Когда группа прибыла на место, оказалось, что их никто не ждал. Заведующая объявила маме, дескать, она ничего не знает об этих детях, что в ее учреждении мест нет. Шура сама была детдомовкой и не растерялась. Она отпарировала оторопевшей начальнице: «Ну, вот что – детей я доставила в целости и сохранности, свое дело сделала. У вас есть телефон, звоните, согласовывайте, а я поехала обратно!» В итоге ребят приняли, а маму накормили и даже денег на дорогу дали.
Детский дом закрылся, а Шура стала работать в Русской Бектяшке пионервожатой в школе. Кроме всего прочего, она, как всегда, руководила школьной самодеятельностью. Когда директор школы узнал, что «маленькие лебеди» будут танцевать в коротеньких юбочках, именуемых почему-то пачками, да еще и с голыми ножками, он заявил балетмейстерше, что не допустит разврата во вверенной ему школе, что лебеди будут выступать кроме пачек еще и в шароварах, так приличнее. А шаровары в школе были красные, теплые с начесом, от лыжных костюмов для соревнований, зато одинаковые. На мамино счастье в это время в их школу заехал Вербин Николай Николаевич, бывший директор детдома, председатель райисполкома. Он до слез смеялся над оторопевшим «блюстителем школьной нравственности», и в результате лебеди остались лебедями в белоснежных пачках с голыми ножками, а не красноногими гусями в шароварах с начесом. Директор школы просто не знал, что такое балет, а пионервожатую свою он уважал и ценил, как впрочем, все, везде и всегда, где бы Шура ни работала.
Рассказывает папа:
В Бектяшке ваша мама жила сначала на квартире в доме, где кроме хозяина и хозяйки, обитали старый дед и взрослая дочь. Девица собиралась замуж и готовила приданое. Она увидела у квартирантки наволочку с белыми пуговками и сказала: «Шура, может быть, ты мне дашь эти пуговицы, они так подходят к моей кофточке! А я тебе другие пришью». Тем же вечером на маминой подушке красовались здоровенные железные пуговицы от солдатских штанов.
У мамы не было посуды, и хозяйка послала ее за глиняным горшком на чердак. Забравшись наверх, Шура кубарем скатилась обратно. В полумраке она наткнулась на большой, как ей показалось огромный, покрытый пылью гр об. Это дед заранее заготовил себе последнее жилище. Так многие делали, справедливо полагая, что гр об должен, как следует, просохнуть, тогда он будет легкий и дольше не сгниет.
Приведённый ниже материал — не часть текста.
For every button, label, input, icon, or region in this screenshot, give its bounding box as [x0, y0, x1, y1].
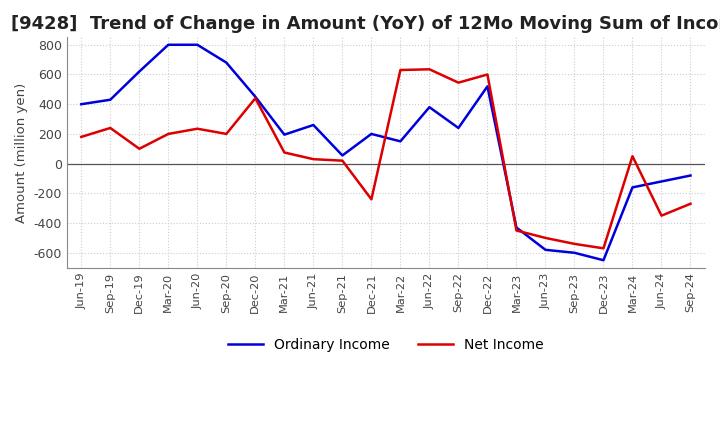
Ordinary Income — [135, 69, 143, 74]
Net Income — [77, 134, 86, 139]
Net Income — [135, 146, 143, 151]
Ordinary Income — [338, 153, 347, 158]
Ordinary Income — [570, 250, 579, 256]
Ordinary Income — [251, 94, 260, 99]
Ordinary Income — [193, 42, 202, 48]
Net Income — [280, 150, 289, 155]
Y-axis label: Amount (million yen): Amount (million yen) — [15, 82, 28, 223]
Net Income — [193, 126, 202, 132]
Ordinary Income — [541, 247, 550, 253]
Net Income — [367, 197, 376, 202]
Net Income — [164, 131, 173, 136]
Ordinary Income — [512, 225, 521, 230]
Net Income — [338, 158, 347, 163]
Net Income — [454, 80, 463, 85]
Ordinary Income — [164, 42, 173, 48]
Net Income — [541, 235, 550, 241]
Net Income — [222, 131, 230, 136]
Line: Ordinary Income: Ordinary Income — [81, 45, 690, 260]
Ordinary Income — [106, 97, 114, 103]
Net Income — [483, 72, 492, 77]
Net Income — [251, 95, 260, 101]
Net Income — [309, 157, 318, 162]
Ordinary Income — [628, 185, 636, 190]
Ordinary Income — [77, 102, 86, 107]
Ordinary Income — [483, 84, 492, 89]
Net Income — [425, 66, 433, 72]
Ordinary Income — [222, 60, 230, 65]
Net Income — [512, 228, 521, 233]
Title: [9428]  Trend of Change in Amount (YoY) of 12Mo Moving Sum of Incomes: [9428] Trend of Change in Amount (YoY) o… — [12, 15, 720, 33]
Ordinary Income — [309, 122, 318, 128]
Legend: Ordinary Income, Net Income: Ordinary Income, Net Income — [223, 332, 549, 357]
Ordinary Income — [367, 131, 376, 136]
Ordinary Income — [425, 105, 433, 110]
Ordinary Income — [280, 132, 289, 137]
Ordinary Income — [599, 257, 608, 263]
Net Income — [570, 241, 579, 246]
Line: Net Income: Net Income — [81, 69, 690, 248]
Net Income — [106, 125, 114, 131]
Net Income — [396, 67, 405, 73]
Ordinary Income — [686, 173, 695, 178]
Ordinary Income — [454, 125, 463, 131]
Ordinary Income — [657, 179, 666, 184]
Net Income — [686, 201, 695, 206]
Ordinary Income — [396, 139, 405, 144]
Net Income — [599, 246, 608, 251]
Net Income — [657, 213, 666, 218]
Net Income — [628, 154, 636, 159]
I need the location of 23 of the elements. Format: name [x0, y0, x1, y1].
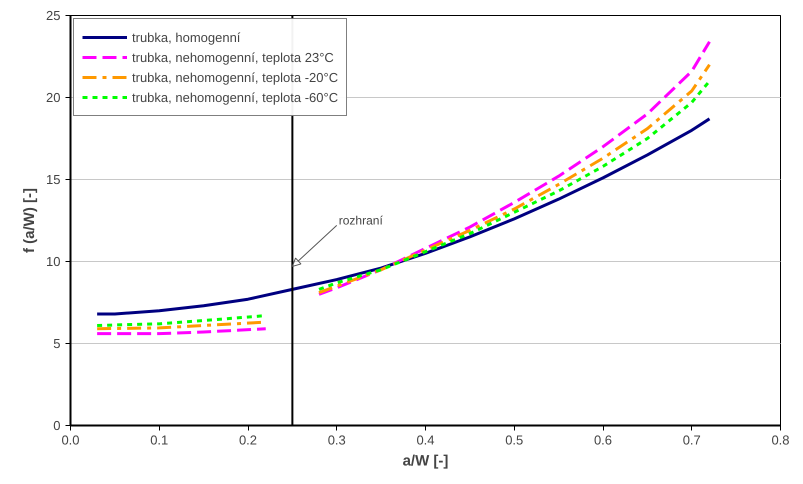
- y-tick-label: 25: [46, 8, 61, 23]
- legend-label: trubka, nehomogenní, teplota 23°C: [132, 48, 334, 66]
- x-tick-label: 0.0: [61, 432, 80, 448]
- x-tick-label: 0.6: [594, 432, 612, 448]
- x-tick-label: 0.8: [771, 432, 790, 448]
- line-series: [96, 117, 711, 316]
- x-tick-label: 0.7: [682, 432, 701, 448]
- y-tick-label: 15: [46, 172, 61, 187]
- x-tick-label: 0.1: [150, 432, 168, 448]
- y-tick-label: 20: [46, 90, 61, 105]
- y-tick-label: 10: [46, 254, 61, 269]
- legend-label: trubka, nehomogenní, teplota -20°C: [132, 68, 338, 86]
- legend-label: trubka, homogenní: [132, 28, 240, 46]
- y-tick-label: 5: [53, 336, 61, 351]
- annotation: rozhraní: [338, 213, 384, 228]
- x-tick-label: 0.4: [416, 432, 435, 448]
- x-tick-label: 0.5: [505, 432, 524, 448]
- legend-label: trubka, nehomogenní, teplota -60°C: [132, 88, 338, 106]
- x-tick-label: 0.2: [238, 432, 258, 448]
- y-axis-title: f (a/W) [-]: [21, 188, 38, 253]
- y-tick-label: 0: [53, 418, 61, 433]
- x-axis-title: a/W [-]: [402, 452, 448, 470]
- x-tick-label: 0.3: [328, 432, 346, 448]
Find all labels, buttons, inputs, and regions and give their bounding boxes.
Потом Шура снимала квартиру у бабушки Акулины, которая хоть и жила вдвоем с дедом, но есть готовила на целую ораву. У нее было двадцать два внука. Это была удивительная женщина. Высокая, сухая как жердь, бабка Акулина ходила пешком из Русской Бектяшки в Ульяновск за световой день, а там добрых сто километров.
В печку рядом с хозяйским ведерным чугуном ставился маленький чугунок с картошкой в молоке, которую дружно ели мы, когда я являлся на свиданье. После еды ненадолго одолевала усталость, клонило с сон. Но годы-то молодые, я встряхивался, и мы шли на танцы в клуб, устроенный в обычной избе.
В то лето мы с Шурой договорились вместе поступать в педагогический институт в городе Ульяновске.
Сегодня же отсканирую и поставлю фотографии мамы и папы, детские и юношеские.